New statistics released today (Monday) show that over the past three years, the younger the victim, the more likely child sexual abuse images online depicting them will be a category A image - involving penetrative sexual activity, sexual activity with an animal or sadism.
The data was put together by the Internet Watch Foundation, an independent not-for-profit organisation which makes the internet safer by removing child sexual abuse material. The watchdog is the only organisation in the UK that can proactively find and assess online child sexual abuse images. It then works internationally with internet companies to get them removed.
It found that from January 2014 to September 2017, 63 percent of child sexual abuse material showing children aged zero to two was category A, for three to six-year-olds, the figure was 57 percent and for seven to 10-year-olds 36 percent of images were category A. For the 11 to 13 age group the figure was 20 percent, for 14 to 16 they amounted to 16 percent and for 16 to 17-year-olds it was seven percent. The data shows a strong correlation between the age of the child and the form of abuse.
Susie Hargreaves, CEO at the IWF, said the statistics are “shocking” and show why it is so important that the IWF continues to stamp out child sexual abuse imagery online.
She said: “At the IWF, our analysts do what others can’t by finding images of real life child sexual abuse in order to have these images removed from the internet. Every time an image is shared and watched by another person the child suffers re-victimisation, and we know this can have a huge and long-lasting impact on a victim.
“That means every day our analysts are working to stop these horrific images of young babies and toddlers being raped and tortured from being shared on the internet. We know these statistics will horrify and upset people but it’s important that people understand why we need to keep doing what we do.

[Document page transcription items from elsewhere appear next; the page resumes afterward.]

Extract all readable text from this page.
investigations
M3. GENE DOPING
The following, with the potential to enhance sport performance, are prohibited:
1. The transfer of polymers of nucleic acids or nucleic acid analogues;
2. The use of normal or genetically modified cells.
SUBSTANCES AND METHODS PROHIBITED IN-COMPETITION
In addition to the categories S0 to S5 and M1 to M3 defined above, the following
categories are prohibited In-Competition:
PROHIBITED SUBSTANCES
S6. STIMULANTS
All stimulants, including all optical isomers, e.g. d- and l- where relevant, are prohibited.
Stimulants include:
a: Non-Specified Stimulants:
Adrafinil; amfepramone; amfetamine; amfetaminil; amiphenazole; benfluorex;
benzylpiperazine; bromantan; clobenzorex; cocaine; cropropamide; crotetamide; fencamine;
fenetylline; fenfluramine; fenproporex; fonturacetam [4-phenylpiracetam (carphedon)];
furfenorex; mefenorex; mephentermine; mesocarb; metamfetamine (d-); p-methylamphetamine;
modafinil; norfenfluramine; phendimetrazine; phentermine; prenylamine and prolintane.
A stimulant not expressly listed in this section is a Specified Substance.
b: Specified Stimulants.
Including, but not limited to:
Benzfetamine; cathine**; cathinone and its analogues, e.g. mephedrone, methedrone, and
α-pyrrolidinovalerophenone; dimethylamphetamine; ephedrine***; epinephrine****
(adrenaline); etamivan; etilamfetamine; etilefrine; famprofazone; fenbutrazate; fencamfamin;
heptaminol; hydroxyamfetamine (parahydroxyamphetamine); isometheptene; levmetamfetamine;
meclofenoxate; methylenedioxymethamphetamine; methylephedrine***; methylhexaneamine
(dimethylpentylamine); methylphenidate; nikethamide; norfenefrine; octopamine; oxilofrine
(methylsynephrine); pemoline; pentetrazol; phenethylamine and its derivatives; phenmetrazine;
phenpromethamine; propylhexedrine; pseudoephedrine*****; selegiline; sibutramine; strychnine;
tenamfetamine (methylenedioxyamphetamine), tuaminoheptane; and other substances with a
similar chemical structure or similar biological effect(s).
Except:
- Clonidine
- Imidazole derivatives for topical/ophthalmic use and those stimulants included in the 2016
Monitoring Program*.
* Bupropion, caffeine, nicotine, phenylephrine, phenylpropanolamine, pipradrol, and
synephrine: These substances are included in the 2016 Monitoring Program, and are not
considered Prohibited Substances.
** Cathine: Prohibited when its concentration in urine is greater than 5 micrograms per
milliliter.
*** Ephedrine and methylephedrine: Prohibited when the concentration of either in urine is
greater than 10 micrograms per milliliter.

“We are continuing to work with the internet industry to put an end to online child sexual abuse imagery. Since the IWF started in 1996, we’ve taken the amount of child sexual abuse material hosted in the UK down from 18 percent to just 0.1 percent. Despite this, we still find one of these images or videos every nine minutes, which is why we need a global effort to see this material removed once and for all.”
Category B images, images involving non-penetrative sexual activity, remained steadier between all age groups – ranging from 17 percent to 30 percent of the overall images seen.
In turn, images of 14 and 15-year-olds were most likely to be category C at 67 percent. Aside from the 16 to 17 age group coming in very slightly lower at 66 percent, the likelihood of the images being category C increased with age. The IWF puts this down to an increase in self-generated content.
Overall the IWF saw:
- 5,802 webpages showing images of zero to two-year-olds;
- 32,462 webpages with images of three to six-year-olds;
- 99,703 webpages with images of seven to 10s;
- 75,077 for 11 to 13;
- 5,023 for 14 to 15 and
- 3,518 for 16 to 17-year-olds.
One webpage can contain between one and thousands of images.